La note introductrice de la rédaction de « France-Tibet » mérite d’être citée intégralement : « La position ferme d’Angela Merkel face à l’intrusion chinoise en Europe sous des prétextes variés prouve une grande lucidité qui pourrait manquer à notre équipe gouvernementale … entraînée par Monsieur Raffarin dans une valse effrénée, peut-être grâce les [sic] vapeurs des vins de Bordeaux… »

Comment comprendre cette allusion à l’Ancien Premier Ministre français, une allusion qui se voudrait perfide avant de se révéler pitoyable ?

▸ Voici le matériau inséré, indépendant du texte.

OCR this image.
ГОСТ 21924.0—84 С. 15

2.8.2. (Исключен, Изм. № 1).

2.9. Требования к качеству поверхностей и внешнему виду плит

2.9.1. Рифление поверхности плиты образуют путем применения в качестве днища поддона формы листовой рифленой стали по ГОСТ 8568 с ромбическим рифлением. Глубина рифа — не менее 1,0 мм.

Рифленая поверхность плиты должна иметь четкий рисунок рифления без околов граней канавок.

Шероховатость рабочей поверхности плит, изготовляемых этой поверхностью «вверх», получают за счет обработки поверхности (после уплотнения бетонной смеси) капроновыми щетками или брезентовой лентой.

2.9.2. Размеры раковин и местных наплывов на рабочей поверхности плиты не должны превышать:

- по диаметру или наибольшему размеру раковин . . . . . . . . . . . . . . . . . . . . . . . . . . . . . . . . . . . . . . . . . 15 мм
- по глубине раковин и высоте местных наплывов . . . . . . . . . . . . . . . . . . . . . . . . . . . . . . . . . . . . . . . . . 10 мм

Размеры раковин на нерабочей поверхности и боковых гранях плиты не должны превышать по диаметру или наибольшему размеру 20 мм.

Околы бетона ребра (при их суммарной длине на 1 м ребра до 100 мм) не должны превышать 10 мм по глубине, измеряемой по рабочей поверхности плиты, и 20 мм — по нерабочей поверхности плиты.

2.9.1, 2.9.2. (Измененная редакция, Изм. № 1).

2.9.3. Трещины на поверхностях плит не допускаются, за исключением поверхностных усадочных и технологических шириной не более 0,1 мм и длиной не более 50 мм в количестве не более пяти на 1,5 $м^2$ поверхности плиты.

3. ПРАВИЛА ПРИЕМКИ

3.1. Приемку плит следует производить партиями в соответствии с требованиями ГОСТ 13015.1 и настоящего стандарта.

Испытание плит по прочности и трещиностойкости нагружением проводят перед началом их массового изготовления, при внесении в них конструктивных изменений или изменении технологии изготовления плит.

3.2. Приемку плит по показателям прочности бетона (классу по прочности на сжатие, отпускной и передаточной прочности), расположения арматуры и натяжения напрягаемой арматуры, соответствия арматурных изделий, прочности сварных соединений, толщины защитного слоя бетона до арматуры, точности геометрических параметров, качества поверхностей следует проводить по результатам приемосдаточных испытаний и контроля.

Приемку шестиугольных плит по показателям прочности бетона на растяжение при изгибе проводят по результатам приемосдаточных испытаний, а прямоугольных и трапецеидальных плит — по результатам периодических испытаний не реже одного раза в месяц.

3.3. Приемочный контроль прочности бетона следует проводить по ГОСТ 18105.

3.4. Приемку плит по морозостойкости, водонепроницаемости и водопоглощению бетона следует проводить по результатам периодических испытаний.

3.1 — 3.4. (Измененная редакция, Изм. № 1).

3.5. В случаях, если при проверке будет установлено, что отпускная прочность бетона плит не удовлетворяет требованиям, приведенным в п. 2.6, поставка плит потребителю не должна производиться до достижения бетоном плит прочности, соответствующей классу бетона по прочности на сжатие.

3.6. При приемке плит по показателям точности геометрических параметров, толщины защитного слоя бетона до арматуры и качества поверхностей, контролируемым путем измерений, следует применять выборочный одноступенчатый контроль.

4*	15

Le site France-Tibet s’abaisserait-il ꟷ c’est bien possible ꟷ à laisser entendre que Jean-Pierre Raffarin se laisserait trop tenter par la dive bouteille au point que son jugement en soit altéré ? Il s’agirait là d’une attaque d’autant plus vile que Jean Raffarin, le père de Jean-Pierre, fut secrétaire d’État dans le Gouvernement de Pierre Mendès France et que de son bref passage au pouvoir – le Cabinet Mendès tomba au bout de huit mois ꟷ l’Histoire retiendra sa décision d’offrir un verre de … lait, chaque matin, à tous les écoliers de France (3).

Autre explication possible, mais sans doute trop subtile pour « France-Tibet » : seraient ici visés les effluves de la séduction exercée sur Raffarin par le maire de Bordeaux, Alain Juppé, l’un et l’autre tentés de lâcher « Les Républicains » de Laurent Wauquiez (4) et de se rapprocher d’Emmanuel Macron lors de élections européennes de 2019.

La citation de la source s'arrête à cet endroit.